A Success Story—With Caveats
The United States adopted PSA screening broadly in the early 1990s. Diagnoses soared; early-stage detection leapt from below 30 percent to over 80 percent, and prostate-cancer mortality fell. The downside emerged later: PSA is so sensitive that it also flags “indolent” tumors—cancers that would never have harmed the patient. Treating those slow growers can leave men with urinary leakage or sexual dysfunction yet no survival benefit. Medicine still cannot predict with perfect accuracy which tumors can be safely watched and which demand immediate action, so every PSA result must be weighed carefully.
Who Should Be Tested—and When?
The latest American Urological Association guidance, which Taiwan increasingly follows, makes age and risk the linchpin of decision-making:
Men 55 to 69 gain the most: tracking 1,000 men in this group for a decade shows that PSA screening prevents one prostate-cancer death, a meaningful public-health impact. Each man should discuss timing with a urologist.
Men under 40 face such low incidence—and such high false-positive rates—that routine testing is not advised unless symptoms or strong family history exist.
Men 40 to 55 or over 70 fall into a gray zone. Family history, overall health, and personal values should guide the choice.
Testing every two years appears optimal; annual testing offers little added survival gain yet increases anxiety and overtreatment.
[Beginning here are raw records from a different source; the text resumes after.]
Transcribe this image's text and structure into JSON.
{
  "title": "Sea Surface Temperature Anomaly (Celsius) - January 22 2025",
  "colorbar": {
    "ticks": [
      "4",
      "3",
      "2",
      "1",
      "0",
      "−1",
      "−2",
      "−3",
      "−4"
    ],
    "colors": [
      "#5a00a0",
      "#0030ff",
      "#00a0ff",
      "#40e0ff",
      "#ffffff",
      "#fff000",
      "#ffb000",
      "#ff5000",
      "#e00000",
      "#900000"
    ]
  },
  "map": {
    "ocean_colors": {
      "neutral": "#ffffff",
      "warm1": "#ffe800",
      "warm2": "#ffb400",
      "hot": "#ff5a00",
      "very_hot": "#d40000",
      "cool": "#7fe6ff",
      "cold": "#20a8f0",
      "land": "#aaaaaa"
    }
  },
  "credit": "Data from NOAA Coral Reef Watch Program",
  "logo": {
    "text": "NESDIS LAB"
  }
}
Turning Numbers Into Wisdom
Because benign enlargement and prostatitis can also elevate PSA, the test is never diagnostic by itself. Abnormal results usually lead to repeat testing, MRI imaging, or targeted biopsy before committing to treatment. If you are considering PSA screening, bring your family history, current medications, and any urinary or bone symptoms to the consultation. Together you and your physician can map out a screening schedule that maximizes benefit while minimizing harm.
Bottom line: PSA is not perfect, but used judiciously it remains the best early-warning system we have. Talk with your urologist, weigh the evidence, and decide whether PSA testing is the smart move for your health.